Her views were echoed by Dr. Anthony Cole, chairman of the Medical Ethics Alliance, an umbrella group for British medical organizations that uphold Hippocratic medicine.

"In all my work with African countries, I don't know of any which is screaming, 'Come and help us, we have this abortion crisis.'"

"The real need of women and their babies is for safer obstetrics, especially in developing countries," said Cole, a Catholic, in a July email to CNS. "The constant call for more contraception and, where that fails, abortion ... makes no significant contribution to providing safe care during pregnancy and delivery.

"The real need worldwide is for trained birth attendants supported by midwives and obstetricians," he said.

Ekeocha, a biomedical scientist who has lived in Worcester, England, since 2006, said Africans are using Western funds "to bribe politicians."

Abortion "is against the will of the people," she said. "The polls show overwhelmingly that Africans hate abortion, abhor abortion, both women and men.

"By ignoring the will of the people, this is spitting in the face of the very type of democracy we are supposed to have in African countries," she said.

Ekeocha spoke as the British government co-hosted an international Family Planning Summit in London with the Bill & Melinda Gates Foundation and the U.N. Population Fund.

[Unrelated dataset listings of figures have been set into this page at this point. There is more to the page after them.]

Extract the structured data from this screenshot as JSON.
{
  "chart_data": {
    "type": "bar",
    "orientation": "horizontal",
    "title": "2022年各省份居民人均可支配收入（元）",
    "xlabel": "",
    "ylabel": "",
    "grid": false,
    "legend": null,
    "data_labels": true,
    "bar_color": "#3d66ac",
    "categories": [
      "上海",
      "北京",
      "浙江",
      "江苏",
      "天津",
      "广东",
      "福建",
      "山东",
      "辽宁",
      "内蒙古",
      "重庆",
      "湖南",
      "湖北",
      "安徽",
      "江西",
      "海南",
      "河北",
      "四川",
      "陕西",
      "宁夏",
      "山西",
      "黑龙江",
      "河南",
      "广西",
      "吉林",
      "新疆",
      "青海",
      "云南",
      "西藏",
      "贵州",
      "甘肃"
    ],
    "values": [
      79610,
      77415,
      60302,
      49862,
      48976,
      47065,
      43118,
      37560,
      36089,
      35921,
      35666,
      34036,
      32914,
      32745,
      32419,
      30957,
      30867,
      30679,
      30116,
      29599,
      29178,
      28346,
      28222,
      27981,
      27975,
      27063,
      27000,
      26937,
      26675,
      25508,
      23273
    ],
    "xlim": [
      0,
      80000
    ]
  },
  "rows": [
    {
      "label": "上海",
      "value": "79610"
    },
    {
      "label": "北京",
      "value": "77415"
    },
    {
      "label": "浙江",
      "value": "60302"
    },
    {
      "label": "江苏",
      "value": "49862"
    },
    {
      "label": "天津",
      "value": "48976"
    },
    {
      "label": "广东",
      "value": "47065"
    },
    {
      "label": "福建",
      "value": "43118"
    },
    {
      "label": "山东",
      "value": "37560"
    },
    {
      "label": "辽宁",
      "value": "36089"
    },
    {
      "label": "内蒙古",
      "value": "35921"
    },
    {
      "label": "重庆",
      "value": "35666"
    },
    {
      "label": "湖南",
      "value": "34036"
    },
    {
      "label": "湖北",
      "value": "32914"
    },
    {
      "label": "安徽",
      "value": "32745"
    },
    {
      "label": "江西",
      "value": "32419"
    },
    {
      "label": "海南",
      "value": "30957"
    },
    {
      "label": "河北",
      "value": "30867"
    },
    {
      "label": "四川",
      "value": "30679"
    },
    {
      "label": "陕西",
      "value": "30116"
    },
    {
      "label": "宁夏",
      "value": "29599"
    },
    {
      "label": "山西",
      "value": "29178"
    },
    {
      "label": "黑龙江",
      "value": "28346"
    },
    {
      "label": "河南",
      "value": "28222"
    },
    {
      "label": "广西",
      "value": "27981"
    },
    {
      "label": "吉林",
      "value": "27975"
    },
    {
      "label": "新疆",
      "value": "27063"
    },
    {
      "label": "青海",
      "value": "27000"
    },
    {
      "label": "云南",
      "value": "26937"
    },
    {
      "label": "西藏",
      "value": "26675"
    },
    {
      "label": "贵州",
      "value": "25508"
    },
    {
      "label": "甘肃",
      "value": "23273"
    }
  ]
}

The U.K. Department for International Development said the July 11 summit aimed to boost global commitment to "ensuring women and girls have access to family planning services."

Priti Patel, the U.K. secretary of state for international development, announced July 11 that Britain would increase spending on overseas family planning services, including "safe abortions," by $1.4 billion in the next five years.

Melinda Gates told the summit that birth control empowered women, and she was "deeply troubled" by U.S. President Donald Trump's decision to withdraw funding for family planning overseas.

Canada has increased spending to $650 million in an attempt to partially offset the annual loss of $600 million of U.S. funding.

But Canadian Foreign Affairs Minister Chrystia Freeland was criticized by the Canadian bishops for equating women's rights with a right to abortion and claiming these rights "are at the core of Canadian foreign policy."

Ekeocha told CNS that since Trump withdrew U.S. funding, Canada was now at the forefront of exporting abortions overseas.

"Canada has taken that position as the No. 1 cultural colonial master in the world," she said.

"They need to go back to the integral care of the person, where they were thinking of the Africans not as people who they can colonize culturally and impose their new views and values on them, but as a people who have their own views and values," she said. "What Africans want more than anything is for women to give birth safely ... in a lot of these countries they can't even get the most basic health care."